Boris Johnson könnten ähnliche Gedanken geleitet haben, gehörte er doch eine Zeit lang zu den glühenden Befürwortern der kontrollierten Durchseuchung, ruderte dann aber sehr unerwartet und vehement zurück. Ob er jetzt, was weniger wahrscheinlich ist, einen Blick in ein Buch über die englischen Philosophen des 20. Jahrhunderts oder nur auf sein marodes Gesundheitssystem geworfen hat, werden wir wohl nie erfahren. Mir ist es jedenfalls nicht peinlich eine Meinung mit ihm geteilt zu haben. Nur weil es Cathy Hummels gibt, werde ich auch kein Schalke Fan?!

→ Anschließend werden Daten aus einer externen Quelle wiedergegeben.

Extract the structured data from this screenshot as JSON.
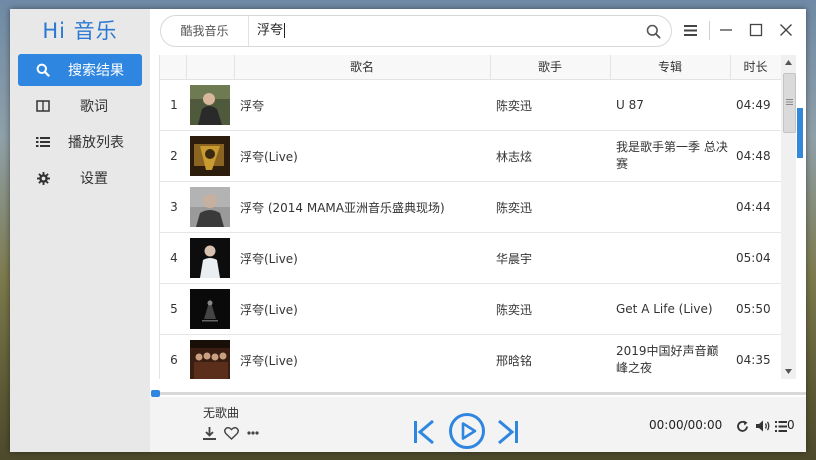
{
  "app": {
    "logo": "Hi 音乐"
  },
  "sidebar": {
    "items": [
      {
        "label": "搜索结果",
        "icon": "search-icon",
        "active": true
      },
      {
        "label": "歌词",
        "icon": "lyrics-icon",
        "active": false
      },
      {
        "label": "播放列表",
        "icon": "playlist-icon",
        "active": false
      },
      {
        "label": "设置",
        "icon": "gear-icon",
        "active": false
      }
    ]
  },
  "search": {
    "source": "酷我音乐",
    "query": "浮夸"
  },
  "table": {
    "headers": {
      "title": "歌名",
      "artist": "歌手",
      "album": "专辑",
      "duration": "时长"
    },
    "rows": [
      {
        "num": "1",
        "title": "浮夸",
        "artist": "陈奕迅",
        "album": "U 87",
        "duration": "04:49"
      },
      {
        "num": "2",
        "title": "浮夸(Live)",
        "artist": "林志炫",
        "album": "我是歌手第一季 总决赛",
        "duration": "04:48"
      },
      {
        "num": "3",
        "title": "浮夸 (2014 MAMA亚洲音乐盛典现场)",
        "artist": "陈奕迅",
        "album": "",
        "duration": "04:44"
      },
      {
        "num": "4",
        "title": "浮夸(Live)",
        "artist": "华晨宇",
        "album": "",
        "duration": "05:04"
      },
      {
        "num": "5",
        "title": "浮夸(Live)",
        "artist": "陈奕迅",
        "album": "Get A Life (Live)",
        "duration": "05:50"
      },
      {
        "num": "6",
        "title": "浮夸(Live)",
        "artist": "邢晗铭",
        "album": "2019中国好声音巅峰之夜",
        "duration": "04:35"
      }
    ]
  },
  "player": {
    "song": "无歌曲",
    "time": "00:00/00:00",
    "playlist_count": "0",
    "progress": 0
  },
  "colors": {
    "accent": "#2f86e0",
    "sidebar_bg": "#e8e8e8",
    "player_bg": "#f3f3f3"
  }
}
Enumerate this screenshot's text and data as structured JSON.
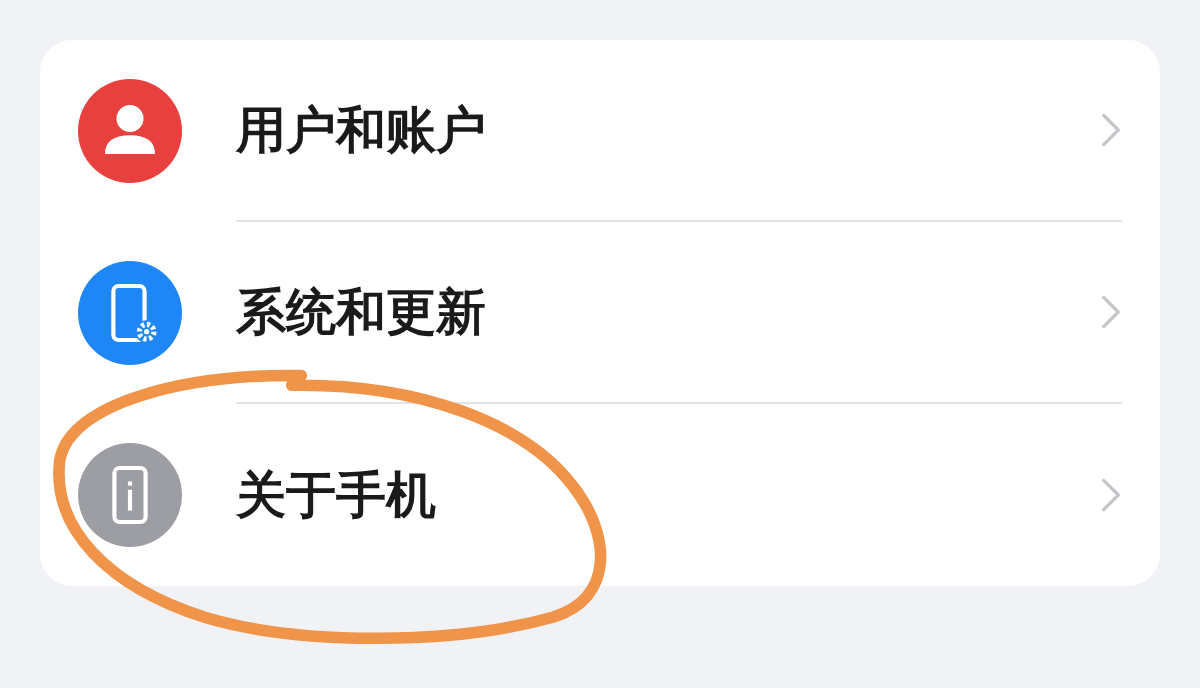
{
  "settings_list": [
    {
      "kind": "user",
      "label": "用户和账户",
      "color": "#e8403e",
      "circled": false
    },
    {
      "kind": "system",
      "label": "系统和更新",
      "color": "#1f87f5",
      "circled": false
    },
    {
      "kind": "about",
      "label": "关于手机",
      "color": "#9d9ea3",
      "circled": true
    }
  ]
}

Das auch die glühenden Verfechter der Ausgangsbeschränkung nicht vollends an den Erfolg ihrer Strategie glauben ist bereits wenige Stunden nach dem Auftritt der Bundeskanzlerin festzustellen. Die berühmten Hintertürchen werden vorsorglich in das Gedankengebäude eingebaut. Für den Fall, dass die Zahl der schweren Verläufe und/oder Todeszahlen weiter ansteigen sollte, wurde schon vorsorglich darauf hingewiesen, dass für diesen Fall die notwendigen Maßnahmen ganz klar gerechtfertigt aber viel zu spät ergriffen worden waren.